Par conséquent, les penseurs politiques tels que Habermas, Weber et Arenth ont chacun théorisé les effets discursifs sur le comportement des destinataires. Ainsi, nous notons une évolution discursive de la population (pour ne pas dire des partisans de Ousmane Sonko). De là, un bref rappel s’impose pour comprendre cette évolution discursive. Le leader du Parti Pastef avait annoncé dans un rassemblement (meeting à Keur Massar) que le mot d’ordre de la lutte est « Gatsa Gatsa » (œil pour œil, dent pour dent), mais après le verdict sur l’affaire du sweet beauty, nous constatons que le mot d’ordre soulevé par les internautes devient « Résistance » pour aboutir au « maintien ». Ce lexique de combat montre le niveau de violence de la lutte. Toutefois, l’évolution du lexique de ces jeunes sénégalais a été imposée par les sorties des différentes personnalités de l’Etat comme le Ministre de l’intérieur ou de la Direction de la sécurité publique. En effet, ces derniers ont déplacé le débat en instaurant de l’instance discursive un lexique comme : terroristes, forces occultes, étrangers, etc. Maintenant, nous notons que le débat a évolué en ne s’occupant pas des éléments premiers de la « lutte » ( justice, démocratie,…) mais de la non implication ou pas de l’Etat sur la question des « Nervis ». Ce procédé est-il une ruse des personnalités étatiques ? Quoi qu’il en soit ils ont réussi à détourner les bases du débat. Par conséquent, le leader de Pastef et sa condamnation sont aux abonnés absents des discussions dans l’espace public. Cela nous permet de distinguer l’instance citoyenne (qui gère les intérêts qui lui sont propres et la recherche de bien-être personnel) de l’instance politique (entité qui recouvre divers statuts et prend en charge le collectif dans sa globalité).

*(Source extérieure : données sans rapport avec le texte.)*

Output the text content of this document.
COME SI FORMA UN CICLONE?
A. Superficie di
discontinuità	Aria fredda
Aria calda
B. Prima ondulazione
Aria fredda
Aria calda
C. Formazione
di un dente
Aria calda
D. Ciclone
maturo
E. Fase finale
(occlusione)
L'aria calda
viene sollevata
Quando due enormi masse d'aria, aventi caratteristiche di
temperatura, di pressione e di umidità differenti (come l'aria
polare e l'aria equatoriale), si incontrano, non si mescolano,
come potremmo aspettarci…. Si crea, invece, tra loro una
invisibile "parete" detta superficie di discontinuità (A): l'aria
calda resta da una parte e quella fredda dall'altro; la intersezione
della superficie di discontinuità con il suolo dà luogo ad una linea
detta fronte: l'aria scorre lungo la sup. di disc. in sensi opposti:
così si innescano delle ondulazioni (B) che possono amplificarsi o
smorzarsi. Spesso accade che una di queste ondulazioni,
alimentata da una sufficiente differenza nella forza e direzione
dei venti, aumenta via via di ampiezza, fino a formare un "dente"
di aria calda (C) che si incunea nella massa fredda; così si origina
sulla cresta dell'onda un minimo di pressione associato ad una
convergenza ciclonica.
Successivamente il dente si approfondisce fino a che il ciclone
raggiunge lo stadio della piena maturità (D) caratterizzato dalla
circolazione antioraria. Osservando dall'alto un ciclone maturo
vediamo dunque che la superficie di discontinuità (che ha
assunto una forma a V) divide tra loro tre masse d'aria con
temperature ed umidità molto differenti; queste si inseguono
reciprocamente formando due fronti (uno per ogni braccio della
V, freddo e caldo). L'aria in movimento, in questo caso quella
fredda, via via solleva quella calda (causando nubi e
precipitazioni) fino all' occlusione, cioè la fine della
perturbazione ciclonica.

En outre, Patrick Charaudeau parlait de la situation de communication comme « le lieu institué socialement où s’inscrivent les conditions communicationnelles de l’échange sous la forme d’un contrat, lequel surdétermine le sujet qui donc n’y intervient pas ». En d’autres termes, le discours politique en ces périodes de crise mobilise certains éléments pour avoir un impact positif (persuasion) sur le public cible. Ainsi, l’agir communicationnel (Habermas) de l’Etat en ces périodes troubles est calibré de telle manière à avoir un impact considérable dans la suite de l’événement de la crise. In fine, le politique pour mieux persuader son auditoire utilise un lexique qui dans l’imaginaire de la population fait penser aux troubles des pays frontaliers (forces occultes, étrangers, terroristes). Ces termes font référence à un jargon autres que celui de la lutte pour la justice et la démocratie dans le pays. 

Ainsi, le débat se déplace avec une construction d’un discours qui va au delà de la situation que vivait la population dans l’affaire opposant Ousmane Sonko et Adji Sarr. Par conséquent pour conforter l’idée, le point de presse de la direction de la sécurité publique vient pour apporter une dose d’autorité dans l’argument du Ministre. D’autres parts, nous notons dans le discours du gouvernement un rapport de pouvoir entre les sujets. Ainsi, la sanction dont jouit l’Etat confère au sujet communicant une autorité. C’est ainsi que le ministre de l’intérieur dans son rôle de maintien de l’ordre utilise une tonalité autoritaire pour persuader son auditoire. Il a été dans sa sortie laconique et précis dans les détails et les décisions prises allant dans la restriction de certains réseaux sociaux. Force est de reconnaître que l’omerta des deux hommes (Ousmane Sonko et Macky Sall) est un signe d’apaisement de la situation comme pour dire que ces deux hommes parlent. Oui! Ils parlent. Il faut oser le dire sans détour ni tâtonnement dans le contexte macabre des manifestations.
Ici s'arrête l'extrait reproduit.